Zynga: Highest Returning Protected Covered Call

Jun.15.12 | About: Zynga (ZNGA)

Zynga's (NASDAQ:ZNGA) vision is to have 1 billion people all playing games together, but if the company doesn't get its mobile strategy in place and implemented, the company in Monopoly terms, may have to go straight to jail without passing Go.

Zynga bills itself as the world's leading provider of social game services where users play its games, which include CityVille, Zynga Poker, Draw Something, Hidden Chronicles, FarmVille, CastleVille, Words with Friends, Empires & Allies, Scramble with Friends, Café World, The Pioner Trail, Indian JonesTM Adventure World and Mafia Wars.

Zynga's primary introduction to users has been through Facebook (NASDAQ:FB) discussed in this article, but neither Zynga or Facebook have successfully gained momentum in the mobile platform segment. Both companies are working on mobile efforts, with Zynga acquiring OMGPOP, the creator of the hit mobile game Draw Something.

In Zynga's Q1 2012 earnings call held on April 26, 2012, the company raised guidance and indicated the guidance would not have been raised without the acquisition of OMGPOP. The quarter was the company's first full quarter as a public company. Zynga grew daily users by 20% and noted the company's games were 8 of the top 10 games on Facebook. In the quarter, Zynga introduced reward advertising and added new advertiser partners in Kia Motors, Scotts Miracle Grow (NYSE:SMG) and Match.com (private). Zynga's advertising related strategy going forward appears to be transforming advertising into a fun and enjoyable experience.

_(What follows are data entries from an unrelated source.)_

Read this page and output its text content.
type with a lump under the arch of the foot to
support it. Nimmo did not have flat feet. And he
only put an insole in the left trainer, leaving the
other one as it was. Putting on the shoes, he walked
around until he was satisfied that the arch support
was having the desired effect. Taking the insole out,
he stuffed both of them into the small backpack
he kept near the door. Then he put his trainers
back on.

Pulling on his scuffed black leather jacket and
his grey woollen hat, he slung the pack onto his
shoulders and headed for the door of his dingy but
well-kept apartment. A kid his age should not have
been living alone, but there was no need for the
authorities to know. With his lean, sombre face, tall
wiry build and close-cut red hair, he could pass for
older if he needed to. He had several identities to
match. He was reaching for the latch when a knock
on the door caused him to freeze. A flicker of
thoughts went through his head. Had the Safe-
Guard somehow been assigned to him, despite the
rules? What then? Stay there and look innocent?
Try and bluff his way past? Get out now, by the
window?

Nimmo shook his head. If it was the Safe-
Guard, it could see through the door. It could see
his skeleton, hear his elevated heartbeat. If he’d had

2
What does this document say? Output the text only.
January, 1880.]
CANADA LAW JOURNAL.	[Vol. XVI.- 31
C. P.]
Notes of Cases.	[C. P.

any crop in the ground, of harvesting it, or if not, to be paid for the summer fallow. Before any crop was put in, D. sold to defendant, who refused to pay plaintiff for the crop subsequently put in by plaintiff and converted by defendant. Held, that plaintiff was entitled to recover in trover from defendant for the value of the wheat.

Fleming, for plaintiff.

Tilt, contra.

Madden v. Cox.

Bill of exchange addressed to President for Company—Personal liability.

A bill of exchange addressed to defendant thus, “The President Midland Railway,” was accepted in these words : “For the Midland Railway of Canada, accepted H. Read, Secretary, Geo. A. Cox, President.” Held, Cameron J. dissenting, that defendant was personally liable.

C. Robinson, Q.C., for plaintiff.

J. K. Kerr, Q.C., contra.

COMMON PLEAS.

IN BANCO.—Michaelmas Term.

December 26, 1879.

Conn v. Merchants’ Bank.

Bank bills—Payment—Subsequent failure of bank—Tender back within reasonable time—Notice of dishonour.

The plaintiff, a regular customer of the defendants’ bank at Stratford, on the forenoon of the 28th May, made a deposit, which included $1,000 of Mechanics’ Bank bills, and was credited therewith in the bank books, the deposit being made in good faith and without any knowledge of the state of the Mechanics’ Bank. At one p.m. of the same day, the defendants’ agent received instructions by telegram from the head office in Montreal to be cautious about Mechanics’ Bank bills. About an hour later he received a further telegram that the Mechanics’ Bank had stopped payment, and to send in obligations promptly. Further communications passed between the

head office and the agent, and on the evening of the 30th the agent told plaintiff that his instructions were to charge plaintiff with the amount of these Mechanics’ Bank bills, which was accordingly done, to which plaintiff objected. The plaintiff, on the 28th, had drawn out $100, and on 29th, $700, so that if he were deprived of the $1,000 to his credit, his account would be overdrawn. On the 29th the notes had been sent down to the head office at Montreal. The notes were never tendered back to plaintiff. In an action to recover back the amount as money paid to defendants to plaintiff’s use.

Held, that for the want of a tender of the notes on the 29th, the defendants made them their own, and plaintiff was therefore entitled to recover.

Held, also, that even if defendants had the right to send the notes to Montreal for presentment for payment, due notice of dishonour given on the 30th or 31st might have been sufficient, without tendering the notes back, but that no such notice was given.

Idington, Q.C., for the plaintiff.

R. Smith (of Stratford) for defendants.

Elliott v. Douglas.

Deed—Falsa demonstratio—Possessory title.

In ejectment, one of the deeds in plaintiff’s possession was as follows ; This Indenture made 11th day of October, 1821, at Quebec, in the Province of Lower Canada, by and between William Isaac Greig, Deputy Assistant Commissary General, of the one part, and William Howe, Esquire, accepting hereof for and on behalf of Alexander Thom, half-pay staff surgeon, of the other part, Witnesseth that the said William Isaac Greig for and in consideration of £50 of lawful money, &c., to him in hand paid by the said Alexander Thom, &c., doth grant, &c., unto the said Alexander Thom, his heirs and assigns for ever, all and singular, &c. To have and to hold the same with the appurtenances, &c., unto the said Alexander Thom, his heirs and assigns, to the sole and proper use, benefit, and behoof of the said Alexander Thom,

Competitors to Zynga include Dena (OTC:DNACF), Electronic Arts (NASDAQ:EA), Nintendo (OTCPK:NTDOY) and Gameloft (private).

Zynga's stock price has been up, followed by down since is IPO near the end of 2011 as shown below:

An investor in Zynga might be wondering "how low can it go?" To prevent continued further loss in a Zynga investment, an investor might consider a protected covered call for the company, as the strategy enables positioning an investment for a potential return, yet provides protection against a large drop in price. A protected covered call may be entered by selling a call option against a stock and using some of the proceeds from selling the call option to purchase a protective put option for "insurance". Basically, selling the call option pays for "stock insurance", but also provides for a potential return, even if the stock price remains stagnant.

A protected covered call or collar search performed using PowerOptions tools, seeking to find the highest returning position for companies with a maximum potential loss of 8%, produced Zynga as shown below:

Click to enlarge

Trailing Zynga in potential return were steel products company United States Steel (NYSE:X), pharmaceutical company Vertex Pharmaceuticals (NASDAQ:VRTX), cloud computing company Rackspace Hosting (NYSE:RAX), digital video company Netflix (NASDAQ:NFLX) discussed in this article and Internet search company Google (NASDAQ:GOOG) discussed here.

The highest returning positions as shown above were found by selecting to search and sort by the highest returning positions. The 8% maximum loss parameter was selected, as a loss of 8% or less can typically be recovered fairly quickly using option income generating investment methods.

The Zynga protected covered call has a potential return of 4.3% (41% annualized) and a maximum potential loss of 6.2%, so even if the price of the stock goes to zero, the maximum loss that can be sustained is 6.2%. The specific call option to sell is the 2012 Jul 5 at $0.55 and the put option to purchase is the 2012 Jul 4.5 at $0.30.

For a stock price below the $4.5 strike price of the put option, the value of the protected covered call remains unchanged (at expiration). If the price of the stock increases to around $6, the position can most likely be rolled in order to realize additional potential return.

Disclosure: I have no positions in any stocks mentioned, and no plans to initiate any positions within the next 72 hours.